Typical python setup.py install should suffice.
pellish -h should show you the help screen.
pellish min req max creates a pellish matrix, where min is the minimum
value in any series, req appears in at least one series, and max is
the maximum value in all series.
pellish ... -t shows 'triplets' (three adjacent numbers, a, b, c
where c / a = 1 + √2, c / b = √2 or (1 + √2) / √2)
pellish ... -d 'unravels' the diagonals of the series
pellish ... -c -f PATH writes the pellish matrix to a CSV file located
at PATH.
pellish 1 29 500 will generate the Pell series up to 408, and then
a matrix of Pell-like series that contain the differences of the prior
series.
pellish 2 6 500 will do the same but starting with the Pell-Lucas series.
pellish 0 1 1000 will fail. Miserably.
pellish generates an initial Pell-like sequence based on your required
value, x*(n), by finding suitable values for x(n–1)* and x*(n–2), with
x(n)* = 2 * x*(n–1)* + x*(n–2), x(n–2)* >= min.

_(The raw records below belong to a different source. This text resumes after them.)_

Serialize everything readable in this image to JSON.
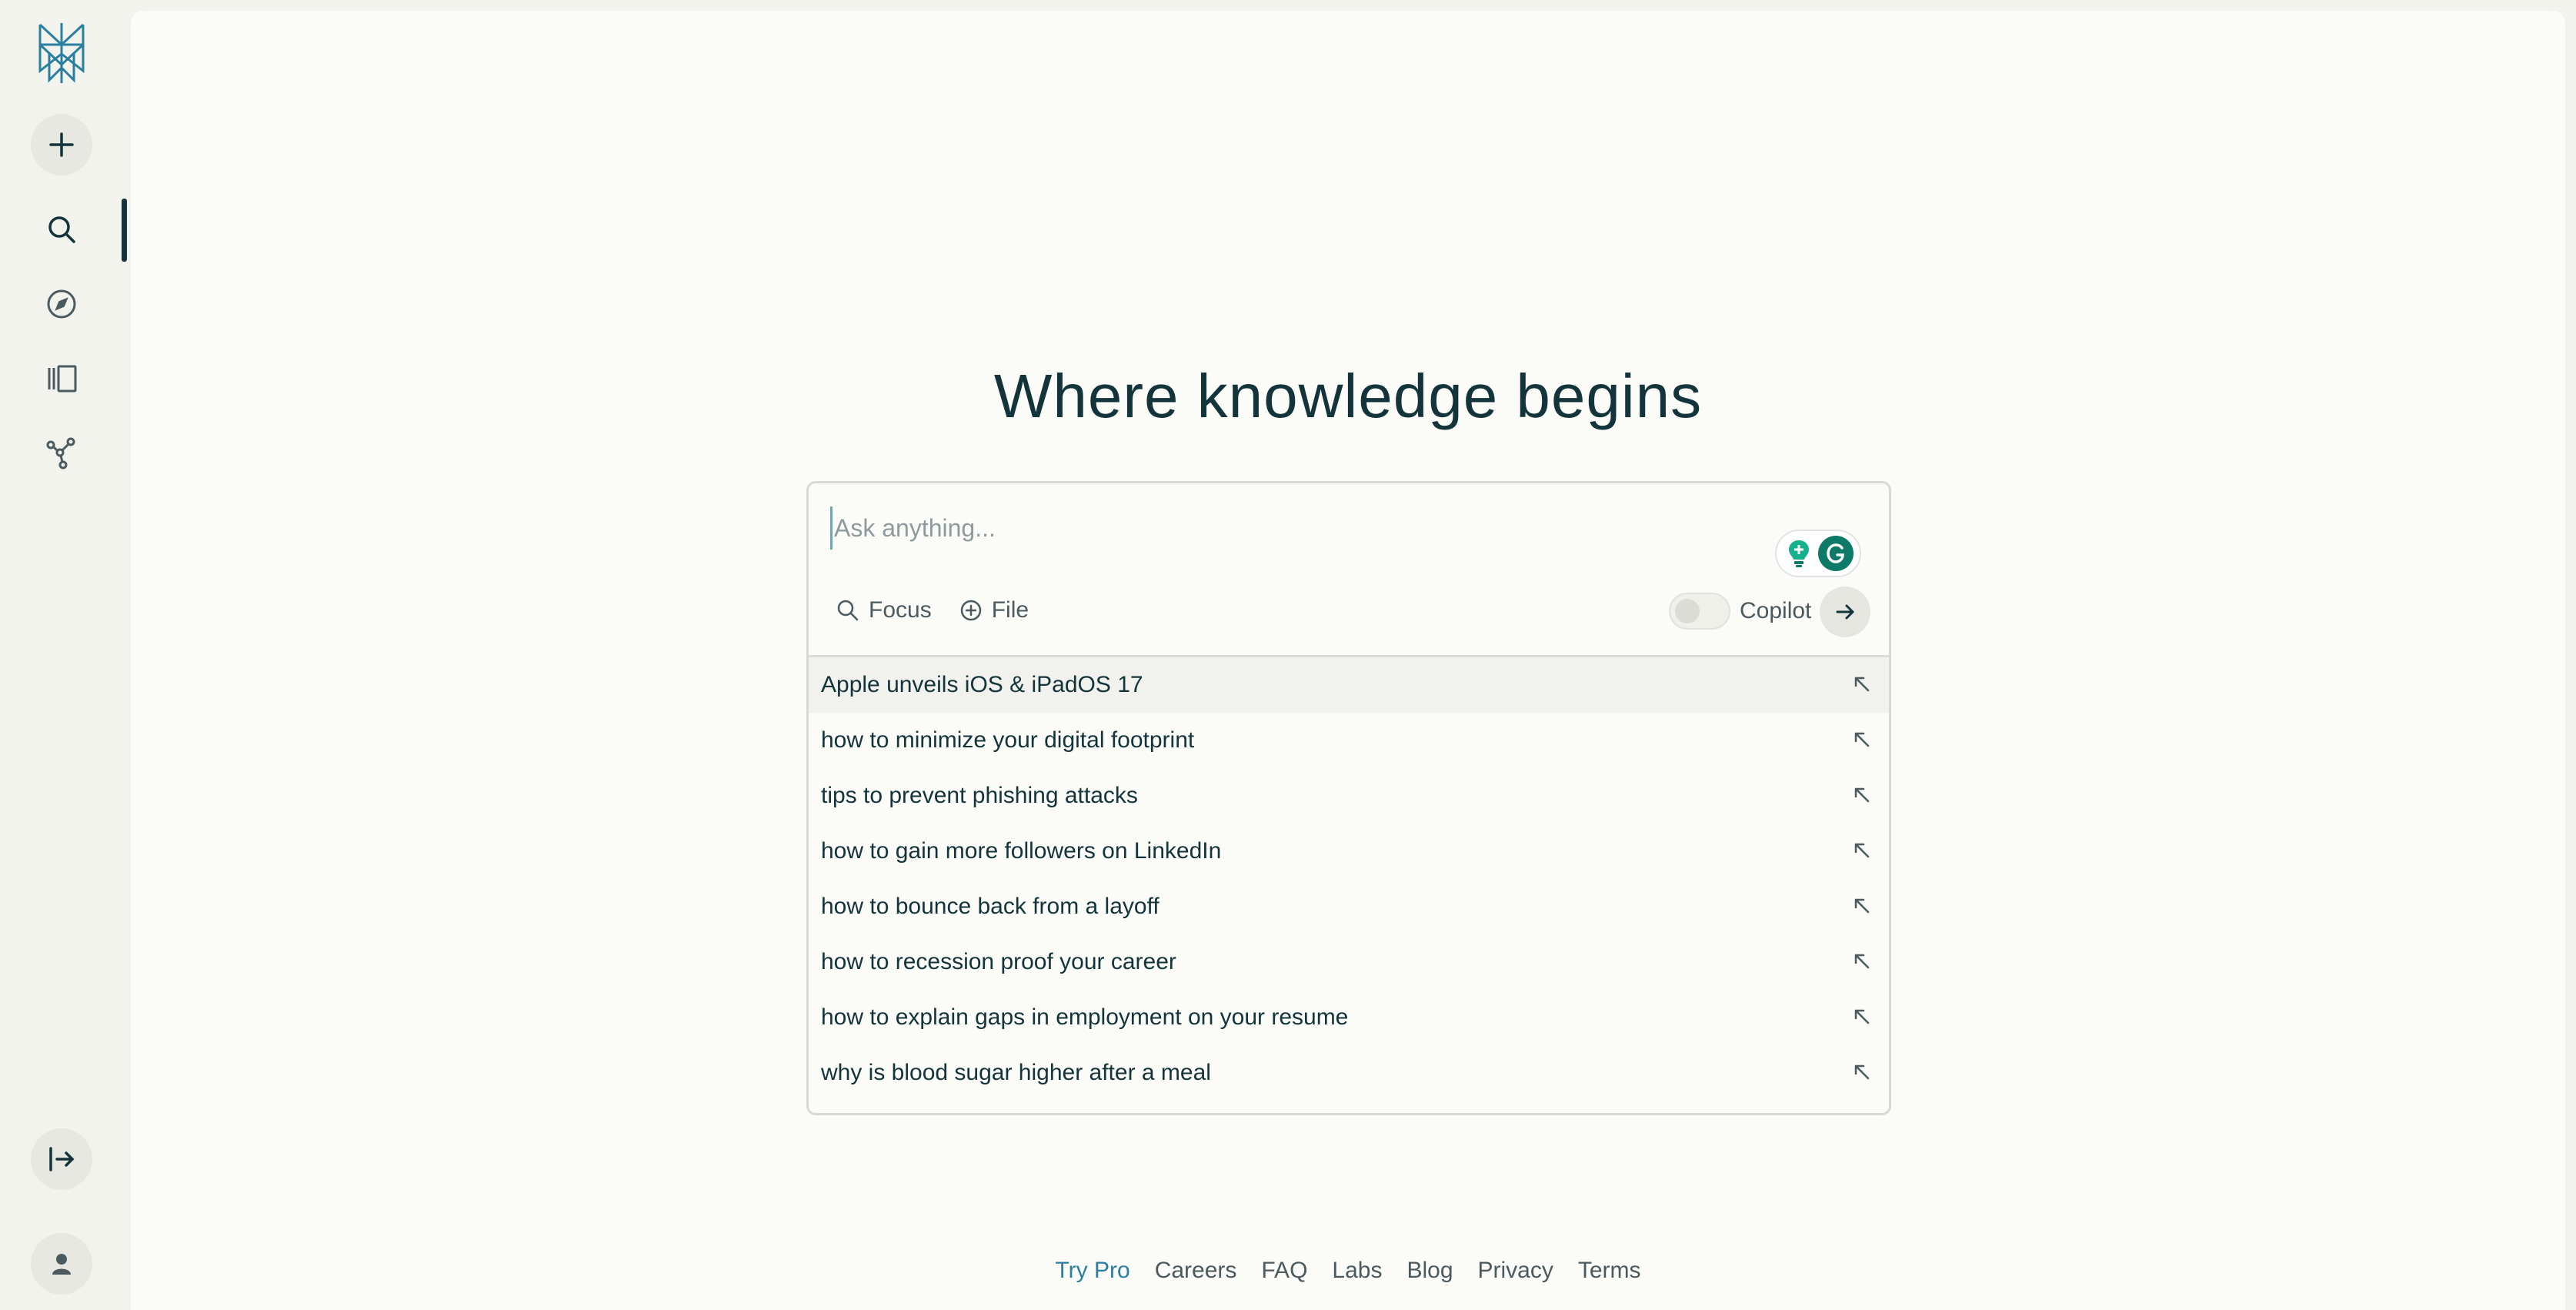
{
  "sidebar": {
    "items": [
      {
        "name": "new-thread",
        "icon": "plus-icon"
      },
      {
        "name": "home",
        "icon": "search-icon",
        "active": true
      },
      {
        "name": "discover",
        "icon": "compass-icon"
      },
      {
        "name": "library",
        "icon": "library-icon"
      },
      {
        "name": "share",
        "icon": "share-icon"
      }
    ],
    "bottom": [
      {
        "name": "expand",
        "icon": "expand-sidebar-icon"
      },
      {
        "name": "account",
        "icon": "user-icon"
      }
    ]
  },
  "main": {
    "headline": "Where knowledge begins",
    "search": {
      "placeholder": "Ask anything...",
      "focus_label": "Focus",
      "file_label": "File",
      "copilot_label": "Copilot",
      "copilot_on": false
    },
    "suggestions": [
      "Apple unveils iOS & iPadOS 17",
      "how to minimize your digital footprint",
      "tips to prevent phishing attacks",
      "how to gain more followers on LinkedIn",
      "how to bounce back from a layoff",
      "how to recession proof your career",
      "how to explain gaps in employment on your resume",
      "why is blood sugar higher after a meal"
    ]
  },
  "footer": {
    "links": [
      "Try Pro",
      "Careers",
      "FAQ",
      "Labs",
      "Blog",
      "Privacy",
      "Terms"
    ]
  },
  "colors": {
    "accent": "#2a7fa0",
    "text": "#13343b",
    "grammarly": "#0d7a68",
    "sidebar_bg": "#f3f3ee",
    "main_bg": "#fbfbf8"
  }
}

If possible, given your minimum, it will create multiple series of lesser values, based on the differences in the initial series. It will proceed with this until the initial value of a series is less than your specified minimum. Then it generates series of larger values, again based on differences of prior series, until it reaches your maximum value and/or a series of fewer than 3 values.
I've made up some silly lingo when I use Pell-like sequences in my design work. Very non-technical, but it's hard to understand some of the options and internal methods without understanding them.
Diagonals are series of numbers in the pellish matrix, whose pairs converge towards 1 : √2.
Triplets refer to groups of three adjacent values whose pairs are in the (approximate) proportions 1 : √2, 1 : (1 + √2) / √2. and 1 : 1 + √2
A minor triplet is one whose smallest numbers approximate the proportion 1 : √2.
A major triplet's largest numbers approximate 1 : √2.